J'entends à la radio que notre grand manitou désapprouve le mot. Son porte-parole diligent (qui excelle à distiller la quintessence de la pensée complexe de son mentor à petit renfort de circonlocutions et d'ambages embarrassées) l'a aussitôt rayé de son glossaire et de ses éléments de langage. Mais ces subterfuges confinent à l'amphigouri...

L'Emmanitou n'est pas content. Ses confidents le confirment et ses conseillers le confessent : le mot ne lui convient pas. Son préfixe, dès les premières consonnes, contrevient aux convenances mais, surtout, il lui confère une connotation contestable. Il contribue à convoyer le concept de contact, de compagnie ou de convivialité, voire de concentration. Un conciliabule et une conférence, une convention comme un conclave, un concert, à l'instar d'un congrès, constituent une convergence, un concours de peuple qui n'est pas concevable dans un contexte de contagion et de contamination.

Chacun le discerne sans qu'il soit besoin de discours, on ne saurait en dissuader personne ou le dissimuler : il faut, sans s'en laisser distraire, garder ses distances, discrètement mais avec discipline. On ne peut s'en dispenser pour se distinguer : il faut se disperser, se disséminer, se disloquer sans discussion, se disjoindre, bref se dissocier. En un mot : se disfiner.

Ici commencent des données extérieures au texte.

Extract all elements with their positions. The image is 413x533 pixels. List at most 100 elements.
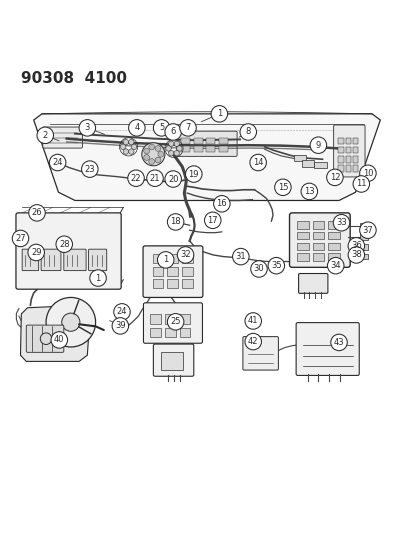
Circle shape <box>179 119 196 136</box>
Polygon shape <box>33 114 380 200</box>
FancyBboxPatch shape <box>242 337 278 370</box>
Text: 11: 11 <box>355 180 366 189</box>
Circle shape <box>28 244 44 261</box>
Circle shape <box>131 144 136 150</box>
Bar <box>337 156 343 163</box>
Circle shape <box>114 304 130 320</box>
Circle shape <box>300 183 317 200</box>
Bar <box>296 232 308 239</box>
Bar <box>193 138 202 143</box>
Circle shape <box>168 141 173 147</box>
Bar <box>160 352 183 370</box>
Bar <box>167 266 178 276</box>
Circle shape <box>143 155 149 160</box>
Bar <box>164 314 175 324</box>
Circle shape <box>146 170 163 187</box>
Bar <box>345 138 350 144</box>
Bar <box>328 232 339 239</box>
Circle shape <box>37 127 53 143</box>
Text: 39: 39 <box>115 321 126 330</box>
Circle shape <box>249 154 266 171</box>
Text: 16: 16 <box>216 199 227 208</box>
FancyBboxPatch shape <box>26 325 64 352</box>
Bar <box>352 156 358 163</box>
Bar <box>328 243 339 250</box>
Circle shape <box>173 150 179 156</box>
FancyBboxPatch shape <box>43 127 82 148</box>
Text: 30: 30 <box>253 264 263 273</box>
Text: 36: 36 <box>350 241 361 251</box>
Text: 18: 18 <box>170 217 180 227</box>
Text: 13: 13 <box>303 187 314 196</box>
Text: 15: 15 <box>277 183 287 192</box>
Text: 21: 21 <box>150 174 160 183</box>
Circle shape <box>332 214 349 231</box>
Circle shape <box>347 247 364 263</box>
Text: 9: 9 <box>315 141 320 150</box>
Bar <box>359 223 368 229</box>
Circle shape <box>213 196 230 212</box>
Text: 41: 41 <box>247 317 258 326</box>
Text: 33: 33 <box>335 218 346 227</box>
Text: 24: 24 <box>52 158 63 167</box>
Circle shape <box>123 140 128 145</box>
Circle shape <box>28 205 45 221</box>
Bar <box>150 314 160 324</box>
Circle shape <box>164 171 181 187</box>
Circle shape <box>250 261 267 277</box>
FancyBboxPatch shape <box>41 249 61 271</box>
Circle shape <box>12 230 28 247</box>
Bar <box>359 244 368 249</box>
Bar <box>359 234 368 240</box>
Circle shape <box>128 149 134 154</box>
Text: 38: 38 <box>350 251 361 260</box>
Text: 25: 25 <box>170 317 180 326</box>
Bar <box>352 147 358 154</box>
Text: 34: 34 <box>330 261 340 270</box>
Circle shape <box>128 140 134 145</box>
Bar <box>359 254 368 260</box>
Bar <box>352 138 358 144</box>
Bar <box>179 328 190 337</box>
Circle shape <box>155 146 161 151</box>
Text: 26: 26 <box>32 208 42 217</box>
Circle shape <box>359 165 375 182</box>
Circle shape <box>128 170 144 187</box>
Bar <box>296 253 308 261</box>
Circle shape <box>244 313 261 329</box>
Circle shape <box>148 144 154 150</box>
Circle shape <box>128 119 145 136</box>
Bar <box>181 146 190 152</box>
Circle shape <box>157 252 173 268</box>
Text: 28: 28 <box>59 240 69 249</box>
Circle shape <box>167 313 183 330</box>
Circle shape <box>211 106 227 122</box>
Circle shape <box>62 313 80 332</box>
Bar <box>337 147 343 154</box>
Bar <box>206 138 215 143</box>
Circle shape <box>46 297 95 347</box>
Text: 20: 20 <box>168 174 178 183</box>
Text: 10: 10 <box>362 169 372 177</box>
Circle shape <box>327 257 343 274</box>
Bar <box>337 138 343 144</box>
Circle shape <box>143 148 149 154</box>
FancyBboxPatch shape <box>143 303 202 343</box>
Bar <box>152 254 163 263</box>
Circle shape <box>168 150 173 156</box>
Bar <box>182 254 192 263</box>
Text: 43: 43 <box>333 338 344 347</box>
Bar <box>193 146 202 152</box>
Text: 3: 3 <box>84 123 90 132</box>
Circle shape <box>51 332 67 348</box>
Bar <box>179 314 190 324</box>
Circle shape <box>112 318 128 334</box>
Circle shape <box>326 169 342 185</box>
FancyBboxPatch shape <box>289 213 349 268</box>
Bar <box>218 138 227 143</box>
FancyBboxPatch shape <box>16 213 121 289</box>
Text: 24: 24 <box>116 308 127 317</box>
FancyBboxPatch shape <box>22 249 38 271</box>
Text: 19: 19 <box>188 169 199 179</box>
Text: 4: 4 <box>134 123 139 132</box>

Voilà, nous allons cette fois plutôt nous disfiner pendant au moins un mois. Un mois où, chaque jour, nous nous éparpillerons dehors aussi longtemps que possible. Un aéropage d'experts interministériels planche sur une nouvelle mouture de l'attestation. On devra, pour obtenir la permission de rentrer chez soi à la tombée du couvre-feu, y cocher au moins cinq des dix alibis présumés valables pour regagner ses pénates comme : donner au chien ses croquettes, changer de masque, recharger son téléphone, faire pipi, voir l'épisode de "Plus belle la vie"...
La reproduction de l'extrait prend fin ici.